Vladimir Galousine (Alexei), Tatiana Pavlovskaya (Polina), Larissa Diadkova (Baboulenka), Sergei Aleksashkin (le Général), Nadezhda Serdyuk (Blanche), Nikolaï Gassiev (le Marquis). Ch. et Orchestre du Théâtre Mariinsky, dir. Valery Gergiev, mise en scène : Temur Chkheidze (Saint-Pétersbourg 2010).
DVD Mariinsky MARO536. Distr. Harmonia Mundi.
Opéra ou film ? Prokofiev a composé Le Joueur en six tableaux cinématographiques, avec un orchestre-caméra qui passe d'un close-up à un plan d'ensemble, s'attarde sur un personnage, effectue un travelling, rétrécit ou élargit le cadre, et souvent n'est qu'un véritable orchestre de cinéma, trame musicale continue où les chanteurs viennent poser leur dialogue. De cette tentation cinématographique Grzegorz Jarzyna à Lyon et Dmitri Tcherniakov à Berlin avaient tiré toutes les conséquences : transposition dans un univers moderniste, caractères quasi psychotiques, éclairages froids - leurs spectacles se voyaient littéralement comme des films. Temur Chkheidze préfère jouer le jeu du roman et s'en tenir à l'époque de Dostoïevski, costumes compris : le spectacle se déroule dans un décor unique, avec trois accessoires - un lit, deux bancs, quatre chaises, le croupier mimant la roulette pour la scène du casino, idée ingénieuse qui fait son effet -, et passionne d'abord grâce à une régie qui mise tout sur la direction d'acteur même si Chkheidze ne la millimètre pas comme le fit Tchernianov, qui pensait visiblement plus aux caméras de la captation vidéo qu'aux spectateurs. Revenant à l'ambiance première du roman de Dostoïevski, Chkheidze prend le temps de construire ses personnages, de les exposer dans toute leur complexité, les tirant de la caricature où ils peuvent parfois sombrer.

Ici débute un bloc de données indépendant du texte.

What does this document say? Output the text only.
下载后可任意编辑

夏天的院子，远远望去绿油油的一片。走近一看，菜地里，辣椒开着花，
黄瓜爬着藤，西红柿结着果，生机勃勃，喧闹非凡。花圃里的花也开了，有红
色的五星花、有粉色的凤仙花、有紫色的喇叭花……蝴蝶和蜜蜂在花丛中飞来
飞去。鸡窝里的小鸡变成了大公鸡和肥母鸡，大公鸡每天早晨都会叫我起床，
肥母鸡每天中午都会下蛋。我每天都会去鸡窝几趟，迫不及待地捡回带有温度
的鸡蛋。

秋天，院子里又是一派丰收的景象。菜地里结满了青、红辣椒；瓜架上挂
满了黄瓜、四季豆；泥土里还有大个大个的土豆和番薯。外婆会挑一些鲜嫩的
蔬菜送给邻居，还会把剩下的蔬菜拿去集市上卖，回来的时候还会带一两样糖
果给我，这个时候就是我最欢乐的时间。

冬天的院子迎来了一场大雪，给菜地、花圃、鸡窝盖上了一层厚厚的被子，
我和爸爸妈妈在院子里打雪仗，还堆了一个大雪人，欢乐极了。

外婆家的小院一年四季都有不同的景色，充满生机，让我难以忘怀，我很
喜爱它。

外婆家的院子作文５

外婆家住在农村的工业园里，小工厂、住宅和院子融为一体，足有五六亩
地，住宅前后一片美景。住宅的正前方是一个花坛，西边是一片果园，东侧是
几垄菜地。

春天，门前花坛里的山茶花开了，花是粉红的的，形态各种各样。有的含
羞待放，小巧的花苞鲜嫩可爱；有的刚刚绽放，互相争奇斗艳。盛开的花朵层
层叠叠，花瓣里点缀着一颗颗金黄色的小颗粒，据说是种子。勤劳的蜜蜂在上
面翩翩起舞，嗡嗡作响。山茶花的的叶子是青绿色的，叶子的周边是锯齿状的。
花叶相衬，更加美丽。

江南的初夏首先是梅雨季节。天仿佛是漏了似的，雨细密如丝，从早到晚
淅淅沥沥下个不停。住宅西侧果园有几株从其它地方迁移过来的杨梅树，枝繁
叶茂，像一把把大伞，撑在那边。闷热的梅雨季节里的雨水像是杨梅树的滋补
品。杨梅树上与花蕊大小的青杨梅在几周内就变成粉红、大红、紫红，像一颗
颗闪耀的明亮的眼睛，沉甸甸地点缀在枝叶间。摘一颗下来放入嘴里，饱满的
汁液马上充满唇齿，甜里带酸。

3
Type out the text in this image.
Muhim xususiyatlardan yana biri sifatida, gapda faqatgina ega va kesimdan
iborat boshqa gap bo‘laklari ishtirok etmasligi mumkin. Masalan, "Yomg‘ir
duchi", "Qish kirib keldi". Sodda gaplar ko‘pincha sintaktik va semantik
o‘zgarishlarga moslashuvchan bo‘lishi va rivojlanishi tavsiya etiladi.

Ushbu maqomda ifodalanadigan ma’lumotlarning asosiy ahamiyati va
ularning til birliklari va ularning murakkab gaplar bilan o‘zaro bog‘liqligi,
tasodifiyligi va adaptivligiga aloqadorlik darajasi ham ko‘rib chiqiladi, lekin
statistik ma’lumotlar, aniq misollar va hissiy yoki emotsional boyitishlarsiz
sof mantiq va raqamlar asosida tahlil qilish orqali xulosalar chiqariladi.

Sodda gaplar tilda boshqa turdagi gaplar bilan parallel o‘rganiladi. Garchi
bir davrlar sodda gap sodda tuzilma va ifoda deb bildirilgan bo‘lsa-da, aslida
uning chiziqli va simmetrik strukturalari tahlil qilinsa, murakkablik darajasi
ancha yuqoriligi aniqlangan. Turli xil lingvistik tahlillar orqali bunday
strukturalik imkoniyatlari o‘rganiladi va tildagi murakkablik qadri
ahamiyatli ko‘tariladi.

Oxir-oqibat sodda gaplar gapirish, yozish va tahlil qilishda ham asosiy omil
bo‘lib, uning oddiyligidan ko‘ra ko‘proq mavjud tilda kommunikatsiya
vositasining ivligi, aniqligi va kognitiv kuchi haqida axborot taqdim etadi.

On s'en doute, Vladimir Galousine trouve en Alexei un emploi taillé à sa mesure, qu'il a déjà illustré au disque également pour Gergiev (Philips), entre ironie et folie, assumé avec une présence ravageuse. L'acteur est transcendant, le chanteur pas moins, avec dans la voix cette folie tatare qu'Alexei exalte volontiers. On préférera le voir plutôt que seulement l'entendre d'autant qu'il est ici mieux entouré : la Polina inflexible de Tatiana Pavlovskaya, modèle de froideur blonde devant laquelle Alexei se détruit peu à peu, la Baboulenka de Larissa Diadkova, suprêmement bien chantée et composant finement un grand numéro d'actrice, le Général idéalement falot de Sergei Aleksashkin, la Blanche méprisante de Nadezhda Serdyuk font un théâtre grinçant que Gergiev accompagne d'un geste preste, rappelant la violence sans remède qu'y déployait jadis Guennadi Rojdestvensky.